Working age people (including those recently retired and students)

Good

Updated 1 November 2016

The practice is rated as good for the care of working age people (including those recently retired and students).

  • The needs of these patients had been identified and the practice had adjusted the services it offered to ensure these were accessible, flexible and offered continuity of care. The practice provided extended hours appointments on Mondays and Thursdays, telephone consultations, online booking of appointments and ordering of prescriptions.
  • The practice offered a range of health promotion and screening that reflected the needs for this age group.
  • Health checks were offered to patients aged between 40 and 74 who had not seen a GP in the last three years.
  • Students were offered public health recommended vaccinations prior to attending university.
  • Travel health advice and vaccination were available.
  • GPs at the practice demonstrated specialist skills and held clinics for musculo-skeletal problems, skin conditions, chronic pain and anticoagulation

People experiencing poor mental health (including people with dementia)

Good

Updated 1 November 2016

The practice is rated as good for the care of people experiencing poor mental health (including people with dementia).

  • The practice regularly worked with multidisciplinary teams in the case management of people in this population group, for example the local mental health team.
  • Patients and/or their carer were given information on how to access various support groups and voluntary organisations.
  • 96% of patients diagnosed with dementia had received a face to face review of their care in the preceding 12 months (CCG average 89%, national average 84%).
  • 100% of patients who had a complex mental health problem, such as schizophrenia, bipolar affective disorder and other psychoses, who had a comprehensive, agreed care plan documented in their record in the preceding 12 months (CCG average 94% and national averages of 88%).
  • Staff had a good understanding of how to support patients with mental health needs or dementia.
  • All staff had completed the Dementia Friendly Training.
  • One of the GP’s was the lead for mental health provision for the CCG, and volunteered the practice to participate in the wellbeing project and the learning from the project was shared across the CCG.
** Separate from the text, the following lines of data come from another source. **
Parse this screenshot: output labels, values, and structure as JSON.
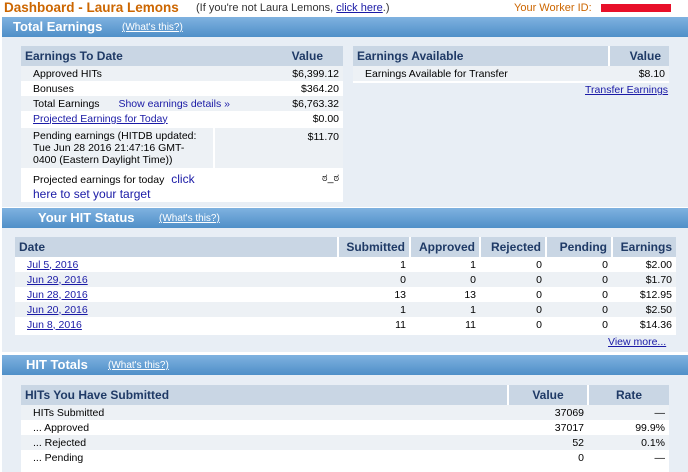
{
  "header": {
    "title": "Dashboard - Laura Lemons",
    "not_user_prefix": "(If you're not Laura Lemons, ",
    "click_here": "click here",
    "not_user_suffix": ".)",
    "worker_id_label": "Your Worker ID:"
  },
  "total_earnings": {
    "title": "Total Earnings",
    "help": "(What's this?)",
    "to_date": {
      "col_label": "Earnings To Date",
      "col_value": "Value",
      "approved_label": "Approved HITs",
      "approved_value": "$6,399.12",
      "bonuses_label": "Bonuses",
      "bonuses_value": "$364.20",
      "total_label": "Total Earnings",
      "show_details": "Show earnings details",
      "total_value": "$6,763.32",
      "projected_label": "Projected Earnings for Today",
      "projected_value": "$0.00",
      "pending_label_1": "Pending earnings (HITDB updated:",
      "pending_label_2": "Tue Jun 28 2016 21:47:16 GMT-",
      "pending_label_3": "0400 (Eastern Daylight Time))",
      "pending_value": "$11.70",
      "target_label": "Projected earnings for today",
      "target_link_1": "click",
      "target_link_2": "here to set your target",
      "target_value": "ಠ_ಠ"
    },
    "available": {
      "col_label": "Earnings Available",
      "col_value": "Value",
      "transfer_label": "Earnings Available for Transfer",
      "transfer_value": "$8.10",
      "transfer_link": "Transfer Earnings"
    }
  },
  "hit_status": {
    "title": "Your HIT Status",
    "help": "(What's this?)",
    "columns": [
      "Date",
      "Submitted",
      "Approved",
      "Rejected",
      "Pending",
      "Earnings"
    ],
    "rows": [
      {
        "date": "Jul 5, 2016",
        "submitted": "1",
        "approved": "1",
        "rejected": "0",
        "pending": "0",
        "earnings": "$2.00"
      },
      {
        "date": "Jun 29, 2016",
        "submitted": "0",
        "approved": "0",
        "rejected": "0",
        "pending": "0",
        "earnings": "$1.70"
      },
      {
        "date": "Jun 28, 2016",
        "submitted": "13",
        "approved": "13",
        "rejected": "0",
        "pending": "0",
        "earnings": "$12.95"
      },
      {
        "date": "Jun 20, 2016",
        "submitted": "1",
        "approved": "1",
        "rejected": "0",
        "pending": "0",
        "earnings": "$2.50"
      },
      {
        "date": "Jun 8, 2016",
        "submitted": "11",
        "approved": "11",
        "rejected": "0",
        "pending": "0",
        "earnings": "$14.36"
      }
    ],
    "view_more": "View more..."
  },
  "hit_totals": {
    "title": "HIT Totals",
    "help": "(What's this?)",
    "col_label": "HITs You Have Submitted",
    "col_value": "Value",
    "col_rate": "Rate",
    "rows": [
      {
        "label": "HITs Submitted",
        "value": "37069",
        "rate": "—"
      },
      {
        "label": "... Approved",
        "value": "37017",
        "rate": "99.9%"
      },
      {
        "label": "... Rejected",
        "value": "52",
        "rate": "0.1%"
      },
      {
        "label": "... Pending",
        "value": "0",
        "rate": "—"
      }
    ]
  },
  "colors": {
    "title_orange": "#cc6600",
    "section_blue": "#5b9bd5",
    "header_cell": "#c9d6e4",
    "panel_bg": "#e8eef5",
    "link_blue": "#1a1aa6",
    "redaction_red": "#e8102a"
  }
}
People whose circumstances may make them vulnerable

Good

Updated 1 November 2016

The practice is rated as good for the care of people whose circumstances may make them vulnerable.
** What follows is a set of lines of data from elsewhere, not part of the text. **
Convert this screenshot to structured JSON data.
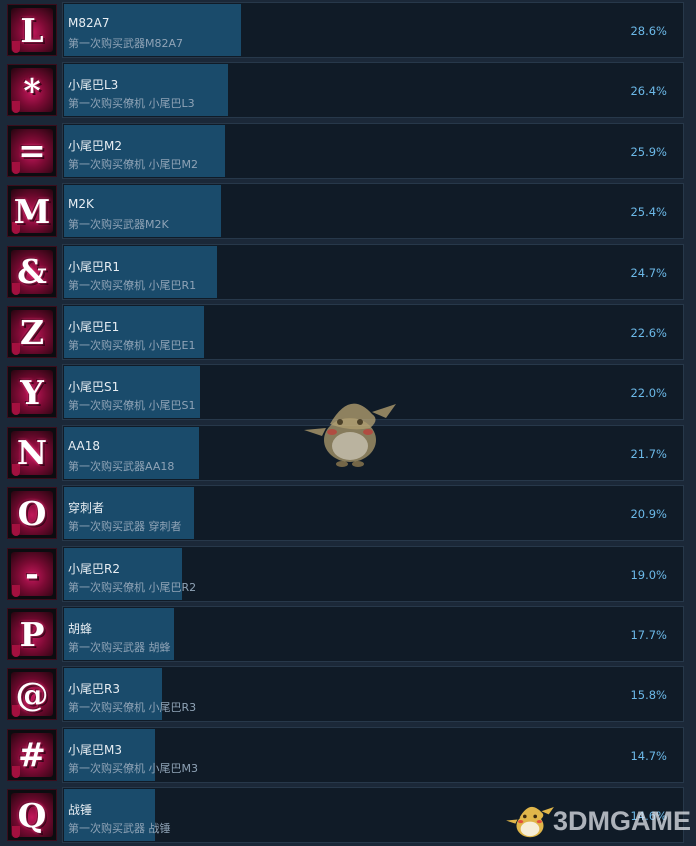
{
  "achievements": [
    {
      "icon_letter": "L",
      "name": "M82A7",
      "desc": "第一次购买武器M82A7",
      "percent_label": "28.6%",
      "percent": 28.6
    },
    {
      "icon_letter": "*",
      "name": "小尾巴L3",
      "desc": "第一次购买僚机 小尾巴L3",
      "percent_label": "26.4%",
      "percent": 26.4
    },
    {
      "icon_letter": "=",
      "name": "小尾巴M2",
      "desc": "第一次购买僚机 小尾巴M2",
      "percent_label": "25.9%",
      "percent": 25.9
    },
    {
      "icon_letter": "M",
      "name": "M2K",
      "desc": "第一次购买武器M2K",
      "percent_label": "25.4%",
      "percent": 25.4
    },
    {
      "icon_letter": "&",
      "name": "小尾巴R1",
      "desc": "第一次购买僚机 小尾巴R1",
      "percent_label": "24.7%",
      "percent": 24.7
    },
    {
      "icon_letter": "Z",
      "name": "小尾巴E1",
      "desc": "第一次购买僚机 小尾巴E1",
      "percent_label": "22.6%",
      "percent": 22.6
    },
    {
      "icon_letter": "Y",
      "name": "小尾巴S1",
      "desc": "第一次购买僚机 小尾巴S1",
      "percent_label": "22.0%",
      "percent": 22.0
    },
    {
      "icon_letter": "N",
      "name": "AA18",
      "desc": "第一次购买武器AA18",
      "percent_label": "21.7%",
      "percent": 21.7
    },
    {
      "icon_letter": "O",
      "name": "穿刺者",
      "desc": "第一次购买武器 穿刺者",
      "percent_label": "20.9%",
      "percent": 20.9
    },
    {
      "icon_letter": "-",
      "name": "小尾巴R2",
      "desc": "第一次购买僚机 小尾巴R2",
      "percent_label": "19.0%",
      "percent": 19.0
    },
    {
      "icon_letter": "P",
      "name": "胡蜂",
      "desc": "第一次购买武器 胡蜂",
      "percent_label": "17.7%",
      "percent": 17.7
    },
    {
      "icon_letter": "@",
      "name": "小尾巴R3",
      "desc": "第一次购买僚机 小尾巴R3",
      "percent_label": "15.8%",
      "percent": 15.8
    },
    {
      "icon_letter": "#",
      "name": "小尾巴M3",
      "desc": "第一次购买僚机 小尾巴M3",
      "percent_label": "14.7%",
      "percent": 14.7
    },
    {
      "icon_letter": "Q",
      "name": "战锤",
      "desc": "第一次购买武器 战锤",
      "percent_label": "14.6%",
      "percent": 14.6
    }
  ],
  "watermark": {
    "text": "3DMGAME",
    "icon": "duck-mascot-icon"
  },
  "center_watermark": {
    "icon": "duck-mascot-icon"
  },
  "colors": {
    "background": "#1b2838",
    "progress_fill": "#1a4b6b",
    "percent_text": "#6cb9e8",
    "icon_accent": "#c2185b"
  }
}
  • Staff knew how to recognise signs of abuse in children, young people and adults whose circumstances may make them vulnerable. They were aware of their responsibilities regarding information sharing, documentation of safeguarding concerns and how to contact relevant agencies in normal working hours and out of hours.
  • The practice could evidence a number of children who were on a child protection plan (this is a plan which identifies how health and social care professionals will help to keep a child safe).
  • Patients who had a learning disability received an annual review of their health needs and a care plan was put in place. Carers of these patients were also encouraged to attend, were offered a health review and signposted to other services as needed.
  • Those patients who were on the autistic spectrum disorder were coded on the practice computer system, which enabled additional support to be provided as needed.
  • We saw there was information available on how patients could access various local support groups and voluntary organisations.
  • There was a self-referral alcohol and drugs service delivered from the practice by a voluntary organisation.